Undergraduate Honors Theses

Thesis Defended

Spring 2016

Document Type


Type of Thesis

Departmental Honors


Ecology and Evolutionary Biology

First Advisor

Barbara Demmig-Adams

Second Advisor

Pieter Johnson

Third Advisor

James White


Rising atmospheric carbon dioxide (CO2) concentrations are associated with rising global temperatures; these changes alter ecological communities in ways that vary among plant species and environmental conditions. Research on the response of various plant species to elevated CO2 concentration is needed to predict future implications of climate change on ecosystems. Free-Air-CO2 Enrichment (FACE) experiments examine the effects of elevated atmospheric CO2 levels on terrestrial ecosystems by manipulating atmospheric CO2 concentration of native vegetation.

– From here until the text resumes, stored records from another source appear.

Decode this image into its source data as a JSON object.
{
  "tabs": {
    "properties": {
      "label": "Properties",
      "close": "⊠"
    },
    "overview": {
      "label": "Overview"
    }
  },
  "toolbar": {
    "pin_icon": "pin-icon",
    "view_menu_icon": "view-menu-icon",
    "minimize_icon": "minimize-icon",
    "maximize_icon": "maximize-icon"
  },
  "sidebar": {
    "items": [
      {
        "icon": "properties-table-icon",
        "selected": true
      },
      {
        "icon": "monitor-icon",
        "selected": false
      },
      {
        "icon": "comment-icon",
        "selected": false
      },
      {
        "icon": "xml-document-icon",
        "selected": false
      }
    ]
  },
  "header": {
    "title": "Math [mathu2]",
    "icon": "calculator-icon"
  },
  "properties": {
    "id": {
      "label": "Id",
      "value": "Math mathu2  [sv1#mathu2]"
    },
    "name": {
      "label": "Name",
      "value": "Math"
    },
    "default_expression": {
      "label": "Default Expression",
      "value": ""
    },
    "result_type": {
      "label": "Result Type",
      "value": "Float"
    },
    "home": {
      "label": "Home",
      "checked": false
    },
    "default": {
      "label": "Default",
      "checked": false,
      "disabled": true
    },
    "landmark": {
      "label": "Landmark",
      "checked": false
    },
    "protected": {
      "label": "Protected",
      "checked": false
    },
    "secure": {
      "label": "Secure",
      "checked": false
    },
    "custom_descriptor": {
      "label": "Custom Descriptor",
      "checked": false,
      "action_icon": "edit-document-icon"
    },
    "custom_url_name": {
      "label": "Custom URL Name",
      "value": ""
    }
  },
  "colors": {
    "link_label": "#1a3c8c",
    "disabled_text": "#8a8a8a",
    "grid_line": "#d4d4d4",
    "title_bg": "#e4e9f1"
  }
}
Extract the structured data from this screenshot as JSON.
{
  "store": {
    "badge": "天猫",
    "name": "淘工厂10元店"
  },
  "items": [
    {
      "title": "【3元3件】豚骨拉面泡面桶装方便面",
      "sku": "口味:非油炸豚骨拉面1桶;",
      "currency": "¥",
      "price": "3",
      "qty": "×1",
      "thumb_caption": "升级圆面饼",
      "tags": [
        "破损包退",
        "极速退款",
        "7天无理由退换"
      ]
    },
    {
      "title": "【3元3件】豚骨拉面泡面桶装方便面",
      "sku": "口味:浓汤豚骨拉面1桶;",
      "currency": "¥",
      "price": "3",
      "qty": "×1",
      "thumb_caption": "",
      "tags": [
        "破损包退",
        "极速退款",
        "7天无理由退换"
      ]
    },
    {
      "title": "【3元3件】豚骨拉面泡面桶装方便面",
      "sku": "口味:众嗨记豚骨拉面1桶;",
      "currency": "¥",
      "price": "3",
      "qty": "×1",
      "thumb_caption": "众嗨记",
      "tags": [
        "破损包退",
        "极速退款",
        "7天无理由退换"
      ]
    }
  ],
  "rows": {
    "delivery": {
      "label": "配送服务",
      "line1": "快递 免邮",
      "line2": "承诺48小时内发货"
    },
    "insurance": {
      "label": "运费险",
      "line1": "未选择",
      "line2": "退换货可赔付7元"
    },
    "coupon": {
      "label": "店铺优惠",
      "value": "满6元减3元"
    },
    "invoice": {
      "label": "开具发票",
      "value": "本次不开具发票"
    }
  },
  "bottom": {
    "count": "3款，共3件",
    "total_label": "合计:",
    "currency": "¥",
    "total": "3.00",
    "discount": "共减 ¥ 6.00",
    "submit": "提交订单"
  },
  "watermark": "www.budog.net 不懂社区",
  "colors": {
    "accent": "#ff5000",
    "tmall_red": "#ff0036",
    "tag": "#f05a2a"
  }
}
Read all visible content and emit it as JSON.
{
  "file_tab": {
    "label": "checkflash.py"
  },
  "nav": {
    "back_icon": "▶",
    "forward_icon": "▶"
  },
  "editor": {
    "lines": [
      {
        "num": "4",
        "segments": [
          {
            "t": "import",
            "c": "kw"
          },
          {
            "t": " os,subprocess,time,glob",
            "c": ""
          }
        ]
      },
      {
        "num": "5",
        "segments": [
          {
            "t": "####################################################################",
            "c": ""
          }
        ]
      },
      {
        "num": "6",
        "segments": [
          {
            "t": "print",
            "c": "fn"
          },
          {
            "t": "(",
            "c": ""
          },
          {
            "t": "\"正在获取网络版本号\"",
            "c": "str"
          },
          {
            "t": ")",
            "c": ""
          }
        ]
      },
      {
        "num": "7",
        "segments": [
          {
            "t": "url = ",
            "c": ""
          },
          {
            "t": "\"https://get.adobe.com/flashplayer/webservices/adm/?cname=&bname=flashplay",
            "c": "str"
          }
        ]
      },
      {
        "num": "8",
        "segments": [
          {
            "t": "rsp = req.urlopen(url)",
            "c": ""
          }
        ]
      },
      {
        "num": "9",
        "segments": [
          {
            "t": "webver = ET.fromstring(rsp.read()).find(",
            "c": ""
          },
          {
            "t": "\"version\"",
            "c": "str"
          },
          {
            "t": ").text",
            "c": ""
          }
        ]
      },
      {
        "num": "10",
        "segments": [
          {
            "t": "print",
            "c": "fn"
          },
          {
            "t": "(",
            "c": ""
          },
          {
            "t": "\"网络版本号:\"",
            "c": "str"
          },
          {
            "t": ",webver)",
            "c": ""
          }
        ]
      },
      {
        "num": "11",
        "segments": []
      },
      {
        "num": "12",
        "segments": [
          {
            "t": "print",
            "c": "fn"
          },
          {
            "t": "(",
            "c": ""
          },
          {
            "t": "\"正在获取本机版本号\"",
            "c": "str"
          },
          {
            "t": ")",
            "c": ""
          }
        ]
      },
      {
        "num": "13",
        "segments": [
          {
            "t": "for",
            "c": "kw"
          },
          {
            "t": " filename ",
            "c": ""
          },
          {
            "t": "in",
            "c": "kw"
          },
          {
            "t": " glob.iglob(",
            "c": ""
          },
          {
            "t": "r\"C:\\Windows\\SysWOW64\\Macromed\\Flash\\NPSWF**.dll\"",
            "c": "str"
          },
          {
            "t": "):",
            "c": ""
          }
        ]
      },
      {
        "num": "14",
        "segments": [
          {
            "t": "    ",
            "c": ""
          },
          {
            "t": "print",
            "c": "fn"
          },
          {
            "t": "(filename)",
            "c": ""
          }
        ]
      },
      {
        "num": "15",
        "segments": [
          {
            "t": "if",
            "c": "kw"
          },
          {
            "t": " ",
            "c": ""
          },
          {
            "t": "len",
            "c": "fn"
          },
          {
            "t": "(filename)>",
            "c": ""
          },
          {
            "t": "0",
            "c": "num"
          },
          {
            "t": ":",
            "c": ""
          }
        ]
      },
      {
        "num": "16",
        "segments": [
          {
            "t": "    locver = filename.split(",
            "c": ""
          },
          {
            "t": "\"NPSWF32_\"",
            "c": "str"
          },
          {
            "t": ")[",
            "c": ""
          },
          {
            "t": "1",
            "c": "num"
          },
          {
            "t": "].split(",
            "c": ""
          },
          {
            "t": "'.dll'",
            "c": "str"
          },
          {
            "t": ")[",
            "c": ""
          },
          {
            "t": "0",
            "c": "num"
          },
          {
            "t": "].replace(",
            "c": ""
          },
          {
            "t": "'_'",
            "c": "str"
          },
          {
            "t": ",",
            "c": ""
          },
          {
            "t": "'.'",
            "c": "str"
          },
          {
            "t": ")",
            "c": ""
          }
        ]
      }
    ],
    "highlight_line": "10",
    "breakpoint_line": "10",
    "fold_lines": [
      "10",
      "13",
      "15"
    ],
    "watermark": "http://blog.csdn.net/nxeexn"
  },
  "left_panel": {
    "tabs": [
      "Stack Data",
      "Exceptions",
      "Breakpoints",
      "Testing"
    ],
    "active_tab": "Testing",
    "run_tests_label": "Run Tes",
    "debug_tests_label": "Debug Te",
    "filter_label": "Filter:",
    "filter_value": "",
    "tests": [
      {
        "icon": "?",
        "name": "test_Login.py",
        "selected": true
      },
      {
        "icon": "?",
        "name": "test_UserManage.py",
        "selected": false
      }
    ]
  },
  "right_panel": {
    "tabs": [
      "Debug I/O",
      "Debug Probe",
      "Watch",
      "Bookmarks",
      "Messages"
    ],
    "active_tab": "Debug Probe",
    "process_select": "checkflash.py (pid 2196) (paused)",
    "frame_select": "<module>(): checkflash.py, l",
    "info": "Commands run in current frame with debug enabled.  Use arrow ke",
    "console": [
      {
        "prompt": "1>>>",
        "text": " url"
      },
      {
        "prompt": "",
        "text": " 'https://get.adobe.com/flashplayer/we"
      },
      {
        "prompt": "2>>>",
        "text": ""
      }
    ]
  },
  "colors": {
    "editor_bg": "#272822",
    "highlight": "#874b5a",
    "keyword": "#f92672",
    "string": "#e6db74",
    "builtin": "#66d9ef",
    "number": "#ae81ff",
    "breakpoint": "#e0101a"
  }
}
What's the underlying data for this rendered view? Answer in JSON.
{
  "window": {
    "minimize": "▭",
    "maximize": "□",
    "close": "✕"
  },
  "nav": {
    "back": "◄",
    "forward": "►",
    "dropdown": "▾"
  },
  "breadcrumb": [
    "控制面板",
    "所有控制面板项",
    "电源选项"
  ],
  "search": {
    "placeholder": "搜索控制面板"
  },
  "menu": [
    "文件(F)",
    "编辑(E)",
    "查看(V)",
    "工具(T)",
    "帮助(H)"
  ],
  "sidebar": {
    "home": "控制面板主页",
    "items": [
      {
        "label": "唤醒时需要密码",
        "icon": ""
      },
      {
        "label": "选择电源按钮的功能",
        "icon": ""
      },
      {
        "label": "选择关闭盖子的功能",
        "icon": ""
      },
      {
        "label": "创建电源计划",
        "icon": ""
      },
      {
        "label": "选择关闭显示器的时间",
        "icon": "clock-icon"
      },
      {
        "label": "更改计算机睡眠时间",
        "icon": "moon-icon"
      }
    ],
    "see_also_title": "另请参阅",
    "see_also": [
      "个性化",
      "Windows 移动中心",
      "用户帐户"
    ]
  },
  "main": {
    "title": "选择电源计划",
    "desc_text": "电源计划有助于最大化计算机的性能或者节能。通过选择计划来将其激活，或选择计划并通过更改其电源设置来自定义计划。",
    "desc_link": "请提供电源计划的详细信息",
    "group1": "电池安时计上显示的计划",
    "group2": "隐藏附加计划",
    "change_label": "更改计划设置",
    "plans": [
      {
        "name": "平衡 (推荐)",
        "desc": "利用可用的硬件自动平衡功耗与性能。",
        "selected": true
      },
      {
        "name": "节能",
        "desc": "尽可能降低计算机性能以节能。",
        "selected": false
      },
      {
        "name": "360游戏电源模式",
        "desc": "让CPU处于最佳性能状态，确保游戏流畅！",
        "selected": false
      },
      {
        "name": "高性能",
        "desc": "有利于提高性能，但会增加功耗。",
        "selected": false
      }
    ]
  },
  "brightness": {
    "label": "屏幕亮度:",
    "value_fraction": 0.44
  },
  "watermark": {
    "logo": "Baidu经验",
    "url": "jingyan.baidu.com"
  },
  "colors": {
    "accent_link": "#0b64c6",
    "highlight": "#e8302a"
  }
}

The present study was the first ever FACE experiment in a mature Australian Eucalyptus woodland and simulated an ecosystem exposed to CO2 levels of 550 parts per million (ppm), which is the projected global atmospheric CO2 concentration for 2050. Control plots were exposed to un-manipulated atmospheric CO2 levels of approximately 400 ppm. The influence of elevated atmospheric CO2 on the ecosystem was assessed by analyzing photosynthesis rates, radial tree growth (trunk circumference and calculated stem-basal area growth), and photosynthetic water-use efficiency (the ratio of photosynthetic CO2 uptake to transpirational water loss). This approach led to three major findings: elevated CO2 (1) caused photosynthesis to be modestly (2.7%), albeit significantly, higher, (2) did not have an effect on radial tree growth, and (3) was associated with a significantly lower stomatal conductance and greater photosynthetic water-use efficiency. The results of this study are discussed in the context of plant-species-specific differences in the response to elevated CO2 and elevated temperatures at the ecosystem level.